Legal cannabis doesn’t hurt productivity, but not encouraged : Survey
A new online survey suggests that recreational cannabis hasn’t negatively affected workplace productivity as some Canadians expected, however it may be the case because organisations don’t allow it at work. Conducted by Ipsos on behalf of ADP Canada, the survey suggests that most Canadians believe recreational cannabis has had little to no impact at work.
Researchers surveyed 1160 working Canadians 18 years and older between August and September. The results were weighed to reflect a representative sampling of working Canadians. 19 times out of 20, a randomised sample of this size would yield a margin of error +/- 3.3 percentage points.
Hendrik Steenkamp, HR advisory director for ADP Canada, said, “The expectation was that there would be a huge impact on the workplace, and yet the data shows this time around that it’s much, much smaller than we anticipated. I think that Canadians are very good, law-abiding citizens, and I think they have respect for the workplace.” The survey also found that 86 per cent of respondents say their employers do not permit recreational cannabis use at work.
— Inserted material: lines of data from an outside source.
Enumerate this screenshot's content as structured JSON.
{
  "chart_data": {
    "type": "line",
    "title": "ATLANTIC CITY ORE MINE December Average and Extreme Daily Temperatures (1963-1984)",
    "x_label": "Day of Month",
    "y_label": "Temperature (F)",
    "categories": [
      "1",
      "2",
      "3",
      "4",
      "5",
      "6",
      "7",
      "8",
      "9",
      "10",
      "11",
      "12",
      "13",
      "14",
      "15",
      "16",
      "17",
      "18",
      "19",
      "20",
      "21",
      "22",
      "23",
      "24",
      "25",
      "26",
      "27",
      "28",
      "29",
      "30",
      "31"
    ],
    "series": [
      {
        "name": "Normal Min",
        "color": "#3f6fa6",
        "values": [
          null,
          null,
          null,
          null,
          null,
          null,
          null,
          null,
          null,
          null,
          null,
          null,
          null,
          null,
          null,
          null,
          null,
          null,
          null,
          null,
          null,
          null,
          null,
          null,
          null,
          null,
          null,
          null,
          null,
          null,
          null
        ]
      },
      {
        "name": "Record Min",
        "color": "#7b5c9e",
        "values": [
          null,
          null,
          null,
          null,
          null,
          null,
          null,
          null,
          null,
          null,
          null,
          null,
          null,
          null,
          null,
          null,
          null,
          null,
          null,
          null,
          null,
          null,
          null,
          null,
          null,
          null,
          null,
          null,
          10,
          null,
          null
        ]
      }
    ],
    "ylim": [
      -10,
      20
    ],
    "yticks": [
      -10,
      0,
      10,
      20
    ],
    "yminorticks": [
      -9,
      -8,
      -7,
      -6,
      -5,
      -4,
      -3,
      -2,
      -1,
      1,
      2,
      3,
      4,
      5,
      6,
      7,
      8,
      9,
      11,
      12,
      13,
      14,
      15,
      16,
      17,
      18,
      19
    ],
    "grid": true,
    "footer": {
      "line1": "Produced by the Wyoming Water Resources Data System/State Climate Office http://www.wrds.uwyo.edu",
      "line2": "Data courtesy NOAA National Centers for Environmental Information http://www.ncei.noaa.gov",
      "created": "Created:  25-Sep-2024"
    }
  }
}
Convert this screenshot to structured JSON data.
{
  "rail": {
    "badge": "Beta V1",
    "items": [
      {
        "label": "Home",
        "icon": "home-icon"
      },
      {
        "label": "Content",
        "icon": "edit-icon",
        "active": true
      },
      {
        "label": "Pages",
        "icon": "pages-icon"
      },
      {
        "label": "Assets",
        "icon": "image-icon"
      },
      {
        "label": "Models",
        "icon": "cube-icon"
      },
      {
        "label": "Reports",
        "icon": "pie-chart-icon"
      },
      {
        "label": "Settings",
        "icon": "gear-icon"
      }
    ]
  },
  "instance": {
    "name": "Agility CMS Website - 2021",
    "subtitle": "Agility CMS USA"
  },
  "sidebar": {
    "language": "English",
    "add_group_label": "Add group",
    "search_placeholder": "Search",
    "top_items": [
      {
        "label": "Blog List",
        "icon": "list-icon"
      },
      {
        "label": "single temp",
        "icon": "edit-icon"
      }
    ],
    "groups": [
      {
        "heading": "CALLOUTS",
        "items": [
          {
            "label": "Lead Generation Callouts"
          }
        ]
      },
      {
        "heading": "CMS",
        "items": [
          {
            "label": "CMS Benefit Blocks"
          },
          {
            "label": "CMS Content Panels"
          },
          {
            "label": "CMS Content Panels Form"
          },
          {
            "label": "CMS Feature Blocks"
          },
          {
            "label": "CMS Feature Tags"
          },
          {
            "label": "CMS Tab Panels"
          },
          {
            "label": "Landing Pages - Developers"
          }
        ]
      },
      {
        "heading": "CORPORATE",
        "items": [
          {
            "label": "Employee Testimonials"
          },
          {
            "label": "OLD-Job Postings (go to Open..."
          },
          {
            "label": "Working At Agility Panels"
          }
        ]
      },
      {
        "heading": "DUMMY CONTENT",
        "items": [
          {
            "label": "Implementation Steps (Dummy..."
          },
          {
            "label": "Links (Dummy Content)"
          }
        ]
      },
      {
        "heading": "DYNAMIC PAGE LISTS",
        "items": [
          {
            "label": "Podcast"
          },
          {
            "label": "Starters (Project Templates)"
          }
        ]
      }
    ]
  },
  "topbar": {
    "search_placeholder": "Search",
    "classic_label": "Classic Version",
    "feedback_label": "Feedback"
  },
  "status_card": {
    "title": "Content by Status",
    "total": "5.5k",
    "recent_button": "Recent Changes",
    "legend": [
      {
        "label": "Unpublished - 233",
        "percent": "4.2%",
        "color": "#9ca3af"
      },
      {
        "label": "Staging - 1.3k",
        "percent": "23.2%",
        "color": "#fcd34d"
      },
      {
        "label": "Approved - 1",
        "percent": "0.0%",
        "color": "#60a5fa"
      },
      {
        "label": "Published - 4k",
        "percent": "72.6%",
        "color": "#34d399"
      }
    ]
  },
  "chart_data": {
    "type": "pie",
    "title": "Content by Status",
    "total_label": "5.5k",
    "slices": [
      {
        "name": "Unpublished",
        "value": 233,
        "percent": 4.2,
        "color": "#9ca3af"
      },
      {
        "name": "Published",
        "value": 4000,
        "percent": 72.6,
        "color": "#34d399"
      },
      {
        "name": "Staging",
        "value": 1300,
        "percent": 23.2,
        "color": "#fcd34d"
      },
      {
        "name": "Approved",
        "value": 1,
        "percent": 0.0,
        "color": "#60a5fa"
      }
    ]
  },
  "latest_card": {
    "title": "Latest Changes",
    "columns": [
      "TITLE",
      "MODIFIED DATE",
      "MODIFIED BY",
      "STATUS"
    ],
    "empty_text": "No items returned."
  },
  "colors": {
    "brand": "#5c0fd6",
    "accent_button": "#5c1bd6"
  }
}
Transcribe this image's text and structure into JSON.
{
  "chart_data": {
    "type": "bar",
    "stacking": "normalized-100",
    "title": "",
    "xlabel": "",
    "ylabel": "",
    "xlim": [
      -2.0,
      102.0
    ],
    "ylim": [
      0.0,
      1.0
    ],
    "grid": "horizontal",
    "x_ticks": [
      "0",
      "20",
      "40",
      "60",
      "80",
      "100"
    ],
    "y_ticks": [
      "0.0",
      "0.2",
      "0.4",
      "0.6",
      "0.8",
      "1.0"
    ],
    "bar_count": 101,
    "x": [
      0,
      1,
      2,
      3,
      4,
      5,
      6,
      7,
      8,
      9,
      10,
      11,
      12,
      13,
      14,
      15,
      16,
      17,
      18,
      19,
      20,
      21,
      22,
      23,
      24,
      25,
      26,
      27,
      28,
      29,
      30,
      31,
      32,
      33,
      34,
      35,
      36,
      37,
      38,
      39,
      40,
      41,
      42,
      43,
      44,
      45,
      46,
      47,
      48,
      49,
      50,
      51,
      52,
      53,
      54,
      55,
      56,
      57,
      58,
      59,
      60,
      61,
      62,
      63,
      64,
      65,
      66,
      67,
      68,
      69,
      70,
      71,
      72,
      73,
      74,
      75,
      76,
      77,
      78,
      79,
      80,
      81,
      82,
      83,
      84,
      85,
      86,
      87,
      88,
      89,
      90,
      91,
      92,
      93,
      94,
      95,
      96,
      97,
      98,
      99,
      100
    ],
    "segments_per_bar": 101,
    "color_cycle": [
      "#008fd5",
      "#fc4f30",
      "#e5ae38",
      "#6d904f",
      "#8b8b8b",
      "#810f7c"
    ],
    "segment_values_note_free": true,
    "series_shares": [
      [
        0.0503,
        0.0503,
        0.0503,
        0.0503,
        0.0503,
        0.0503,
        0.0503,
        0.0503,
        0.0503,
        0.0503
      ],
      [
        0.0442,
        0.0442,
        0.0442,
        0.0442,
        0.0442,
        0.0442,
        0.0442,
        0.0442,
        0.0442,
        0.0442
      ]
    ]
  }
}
Just eight per cent said their employers allow recreational marijuana use during the workday, and seven per cent said they didn’t know.
Five per cent of those who partake of the drug said they’ve used cannabis recreationally before work, four per cent during work and six per cent with colleagues after work. Steenkamp said that in most cases, employers have likely updated their existing substance use policies to include recreational cannabis and to put an emphasis on impairment.
He said, “If, for argument’s sake, you’re not allowed to use alcohol during your workday, or come to work impaired, then the same would apply to cannabis.”